É sabido que o cenário do Jacarezinho não pode ser ignorado e uma avaliação do fato deve ser investigado para ações futuras. É covarde, por parte dos formadores de opinião, achar que não há um terror imposto pelo crime organizado. É leviano e ingênuo achar que os traficantes reagem de forma bondosa ao ver policiais entrando nas comunidades. Cabe ressaltar que as armas utilizadas pelas facções criminosas e milícias do Rio de janeiro são armas utilizadas em conflitos internacionais de guerra e não pode ser descartada a hipótese que a segurança pública carioca vive uma guerra urbana.

Sabe-se que as comunidades onde residem os menos favorecidos precisam de políticas públicas, presença do Estado, geração de renda e a extirpação do crime organizado daquelas localidades, o que geraria a paz e ordem social. Sabe-se que essa expectativa é uma realidade distante, mas que não pode ser esquecida. Sabe-se também que a polícia carece de mais treinamentos, mais investimentos em material e em pessoal, mas que mesmo nessas condições cumpre a missão constitucional a ela atribuída. Fechando a tríade envolvida na Operação Exceptis, a imprensa por sua vez, como parte integrante da sociedade e que sofre das mesmas mazelas impostas pelo crime a toda a sociedade, deveria pensar mais no “ser” do que no “ter”, pois o papel da imprensa é fundamental e fomenta no senso comum a ideia do todo. A imparcialidade e a descrição de fatos concretos deveriam ser princípios de publicação, pois uma capa de jornal com o título “chacina no Jacarezinho” já é uma acusação e um julgamento aos olhos da grande massa da sociedade.

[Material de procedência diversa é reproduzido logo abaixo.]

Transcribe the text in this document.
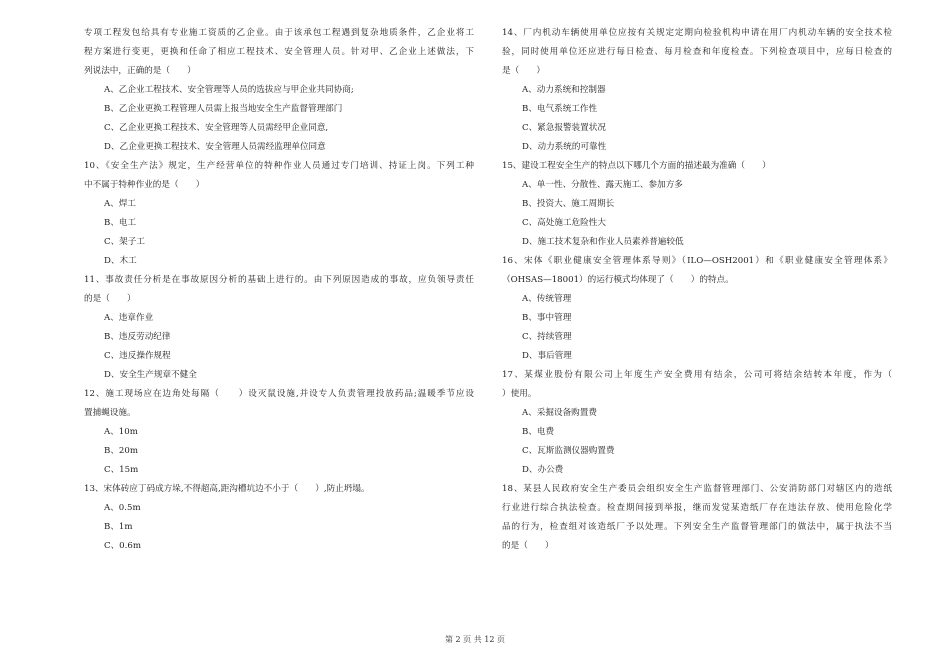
专项工程发包给具有专业施工资质的乙企业。由于该承包工程遇到复杂地质条件，乙企业将工
程方案进行变更，更换和任命了相应工程技术、安全管理人员。针对甲、乙企业上述做法，下
列说法中，正确的是（　　）
A、乙企业工程技术、安全管理等人员的选拔应与甲企业共同协商;
B、乙企业更换工程管理人员需上报当地安全生产监督管理部门
C、乙企业更换工程技术、安全管理等人员需经甲企业同意,
D、乙企业更换工程技术、安全管理人员需经监理单位同意
10、《安全生产法》规定，生产经营单位的特种作业人员通过专门培训、持证上岗。下列工种
中不属于特种作业的是（　　）
A、焊工
B、电工
C、架子工
D、木工
11、事故责任分析是在事故原因分析的基础上进行的。由下列原因造成的事故，应负领导责任
的是（　　）
A、违章作业
B、违反劳动纪律
C、违反操作规程
D、安全生产规章不健全
12、施工现场应在边角处每隔（　　）设灭鼠设施,并设专人负责管理投放药品;温暖季节应设
置捕蝇设施。
A、10m
B、20m
C、15m
13、宋体砖应丁码成方垛,不得超高,距沟槽坑边不小于（　　）,防止坍塌。
A、0.5m
B、1m
C、0.6m
14、厂内机动车辆使用单位应按有关规定定期向检验机构申请在用厂内机动车辆的安全技术检
验，同时使用单位还应进行每日检查、每月检查和年度检查。下列检查项目中，应每日检查的
是（　　）
A、动力系统和控制器
B、电气系统工作性
C、紧急报警装置状况
D、动力系统的可靠性
15、建设工程安全生产的特点以下哪几个方面的描述最为准确（　　）
A、单一性、分散性、露天施工、参加方多
B、投资大、施工周期长
C、高处施工危险性大
D、施工技术复杂和作业人员素养普遍较低
16、宋体《职业健康安全管理体系导则》（ILO—OSH2001）和《职业健康安全管理体系》
（OHSAS—18001）的运行模式均体现了（　　）的特点。
A、传统管理
B、事中管理
C、持续管理
D、事后管理
17、某煤业股份有限公司上年度生产安全费用有结余，公司可将结余结转本年度，作为（
）使用。
A、采掘设备购置费
B、电费
C、瓦斯监测仪器购置费
D、办公费
18、某县人民政府安全生产委员会组织安全生产监督管理部门、公安消防部门对辖区内的造纸
行业进行综合执法检查。检查期间接到举报，继而发觉某造纸厂存在违法存放、使用危险化学
品的行为，检查组对该造纸厂予以处理。下列安全生产监督管理部门的做法中，属于执法不当
的是（　　）
第 2 页 共 12 页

Por fim, o consenso comum para todos é que a criminalidade deve ser combatida e para isso faz-se necessário e urgente parar de ignorar as proporções de violência que o crime organizado espalha, bem como a romantização frankfutiana de discursos alheios a Lei.

 


[1] O termo dano colateral, recentemente popularizado pela mídia, é, de acordo com Bauman (2013), geralmente empregado no universo militar em tempos de guerra. Tal termo define uma ação ou situação cujo resultado   difere   do   pretendido, com   efeitos imprevisíveis   e   adversos, que   atingem   alvos   civis de   forma acidental. Disponível em https://revistas.ucpel.edu.br/rsd/article/view/1534/1007
 
[3]Índice de Desenvolvimento Humano (IDH) é uma unidade de medida utilizada para aferir o grau de desenvolvimento de uma determinada sociedade nos quesitos de educação, saúde e renda.